Sobre la libertad se ha dicho mucho. Que si existe o que si no. Que estamos en búsqueda de ella o queremos volver a tenerla. Pero para que estas sentencias tengan validez, habría que definirla primero. Y para no entrar en controversia con las diversas concepciones inscritas en lo filosófico, en lo político o en el campo ideológico que se le ocurra, seguiremos la definición de la Real Academia Española, la cual dice que la libertad es la facultad natural que tiene el hombre de obrar de una manera o de otra, y de no obrar, por lo que es responsable de sus actos.
Bien, teniendo en cuenta esta sencilla definición, me atreveré a decir que no somos libres. Y para sostener esto, justificando la superficialidad de análisis por su brevedad, me situaré solo en el campo espacial en el que nos desarrollamos.
Comencé a tener esta reflexión gracias a la forma en la que me desplazco en la ciudad. Siempre por las banquetas, obedeciendo los señalamientos, viendo los semáforos, evadiendo baches, subiendo puentes o corriendo la carretera. En fin, esta serie de cosas, que al parecer son cosas banales, significan más de lo que expresan.
Los espacios que la ciudad aguarda están creados para que el hombre ande en ellos, pero no en libre albedrío, sino siempre siguiendo reglas que si no son seguidas, habrá alguna consecuencia (metáfora de la moral).
Después de las calles, los espacios que más habita el ser humano son las grandes instituciones, acá habría que hablar de las escuelas, inevitablemente, por medio de una analogía con el sistema carcelario. Las academias, como institución, obedecen a un modelo insensibilizado donde la educación es sinónimo de adiestramiento y no de enseñanza.

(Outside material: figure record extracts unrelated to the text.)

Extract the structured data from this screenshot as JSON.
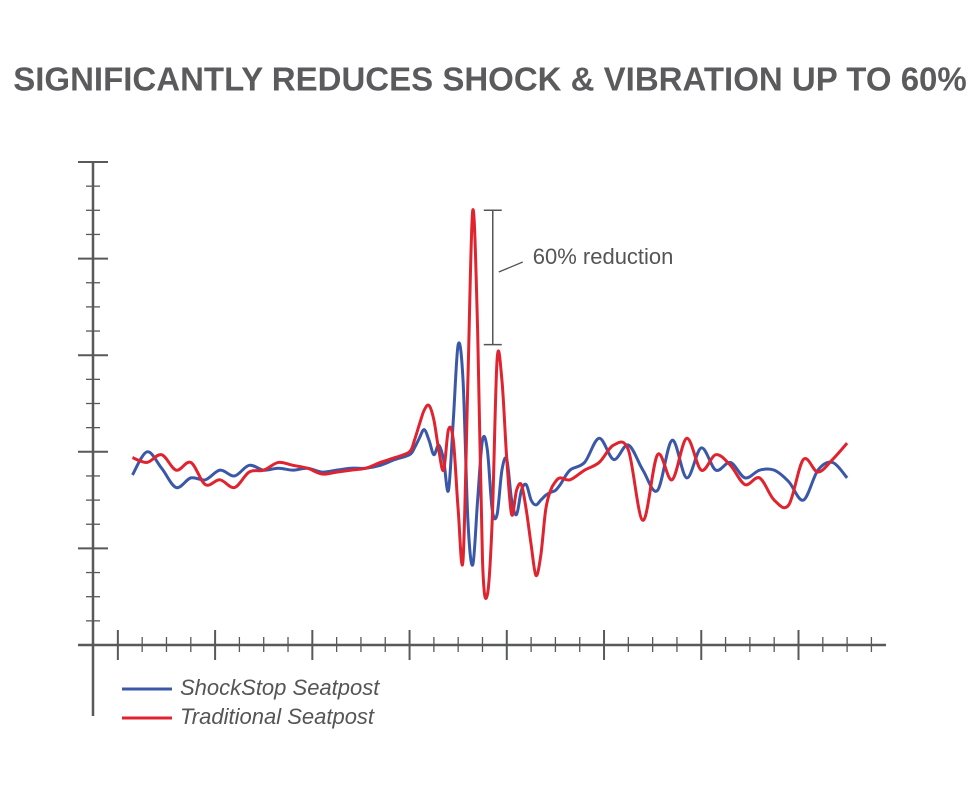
{
  "chart_data": {
    "type": "line",
    "title": "SIGNIFICANTLY REDUCES SHOCK & VIBRATION UP TO 60%",
    "annotation": "60% reduction",
    "legend": "bottom-left",
    "x": [
      0.15,
      0.3,
      0.45,
      0.6,
      0.75,
      0.9,
      1.05,
      1.2,
      1.35,
      1.5,
      1.65,
      1.8,
      1.95,
      2.1,
      2.25,
      2.4,
      2.55,
      2.7,
      2.85,
      3,
      3.05,
      3.1,
      3.15,
      3.2,
      3.25,
      3.3,
      3.35,
      3.4,
      3.45,
      3.5,
      3.55,
      3.6,
      3.65,
      3.7,
      3.75,
      3.8,
      3.85,
      3.9,
      3.95,
      4,
      4.05,
      4.1,
      4.15,
      4.2,
      4.25,
      4.3,
      4.35,
      4.4,
      4.45,
      4.5,
      4.55,
      4.65,
      4.8,
      4.95,
      5.1,
      5.25,
      5.4,
      5.55,
      5.7,
      5.85,
      6,
      6.15,
      6.3,
      6.45,
      6.6,
      6.75,
      6.9,
      7.05,
      7.2,
      7.35,
      7.5
    ],
    "series": [
      {
        "name": "ShockStop Seatpost",
        "color": "#3b58a8",
        "values": [
          1.76,
          2.0,
          1.83,
          1.63,
          1.73,
          1.71,
          1.81,
          1.75,
          1.86,
          1.81,
          1.83,
          1.81,
          1.83,
          1.79,
          1.81,
          1.83,
          1.83,
          1.86,
          1.92,
          1.97,
          2.04,
          2.14,
          2.23,
          2.12,
          1.97,
          2.07,
          1.92,
          1.6,
          2.33,
          3.11,
          2.74,
          1.29,
          0.83,
          1.5,
          2.12,
          2.02,
          1.4,
          1.35,
          1.81,
          1.92,
          1.5,
          1.35,
          1.6,
          1.66,
          1.5,
          1.45,
          1.5,
          1.55,
          1.58,
          1.6,
          1.66,
          1.81,
          1.89,
          2.14,
          1.92,
          2.07,
          1.81,
          1.6,
          2.12,
          1.73,
          2.04,
          1.81,
          1.89,
          1.73,
          1.81,
          1.81,
          1.69,
          1.5,
          1.81,
          1.89,
          1.73
        ]
      },
      {
        "name": "Traditional Seatpost",
        "color": "#e0242f",
        "values": [
          1.94,
          1.89,
          1.97,
          1.81,
          1.89,
          1.66,
          1.71,
          1.63,
          1.79,
          1.81,
          1.89,
          1.86,
          1.83,
          1.77,
          1.79,
          1.81,
          1.83,
          1.89,
          1.94,
          2.0,
          2.12,
          2.28,
          2.43,
          2.48,
          2.33,
          2.02,
          1.81,
          2.23,
          2.12,
          1.4,
          0.88,
          2.74,
          4.5,
          3.26,
          0.88,
          0.52,
          1.29,
          2.95,
          2.74,
          1.92,
          1.35,
          1.6,
          1.66,
          1.4,
          1.04,
          0.72,
          0.93,
          1.4,
          1.6,
          1.69,
          1.73,
          1.71,
          1.81,
          1.89,
          2.07,
          2.02,
          1.29,
          1.97,
          1.71,
          2.14,
          1.81,
          1.97,
          1.86,
          1.66,
          1.73,
          1.5,
          1.45,
          1.92,
          1.79,
          1.92,
          2.09
        ]
      }
    ],
    "xlim": [
      -0.41,
      7.9
    ],
    "ylim": [
      0,
      5
    ],
    "xticks": [
      0,
      0.25,
      0.5,
      0.75,
      1,
      1.25,
      1.5,
      1.75,
      2,
      2.25,
      2.5,
      2.75,
      3,
      3.25,
      3.5,
      3.75,
      4,
      4.25,
      4.5,
      4.75,
      5,
      5.25,
      5.5,
      5.75,
      6,
      6.25,
      6.5,
      6.75,
      7,
      7.25,
      7.5,
      7.75
    ],
    "yticks": [
      0,
      0.25,
      0.5,
      0.75,
      1,
      1.25,
      1.5,
      1.75,
      2,
      2.25,
      2.5,
      2.75,
      3,
      3.25,
      3.5,
      3.75,
      4,
      4.25,
      4.5,
      4.75,
      5
    ]
  }
}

En las escuelas el encierro es obligatorio como medida de control. Su estructura física está dividida en diversas zonas para individualizar al hombre. Por medio del tiempo se establecen períodos monótonos que obligan a los ocupantes a realizar tareas determinadas.
El espacio y tiempo forman una relación con el humano de cuerpo – objeto con la finalidad de habituar a ejecutar acciones de forma repetitiva y velozmente para capitalizar el tiempo. Es decir, los alumnos de las instituciones educativas son puestos en salones aislados unos de otros, por determinado tiempo para realizar determinadas labores.
Estos salones tienen, en su mayoría, un aspecto triste gracias al color de sus paredes, además de que cuentan con pocas o nulas ventanas, que son una conexión con lo externo. Esto para que el alumno además de que se individualice, se interne en sí en busca de una reflexión.
En el sistema carcelario sucede lo mismo. El encierro del hombre busca que por medio de su soledad, se encuentre, pero lo único que ocurre es que el hombre al sentirse solo, siente que no vive y que solo al salir del encierro podrá hacerlo como una metáfora de la resurrección.
Otro aspecto de relación entre estas dos instituciones es la vigilancia. Tanto en la escuela como en la cárcel el hombre se encuentra, físicamente, en el centro, para ser observado por su subordinante. Este sistema de vigilancia fue llamado por el filósofo francés, Michel Foucault en su libro Vigilar y castigar como “panoptismo”, haciendo referencia a una construcción arquitectónica ideada por Bentham, la cual consiste en una especie de domo con cópula de forma circular. Alrededor del círculo se encuentran cámaras que vigilan animales o personas. Este sistema se utilizó tanto en cárceles como hospitales, aunque lo podemos trasladar, mediante el análisis, a escuelas e iglesias.
Diremos pues, que el hombre carece de libertad desde que nace, pues aunque por derecho se pueda elegir, las elecciones lo llevarán a un sistema de instituciones en las que las reglas serán una medida de opresión y adiestramiento.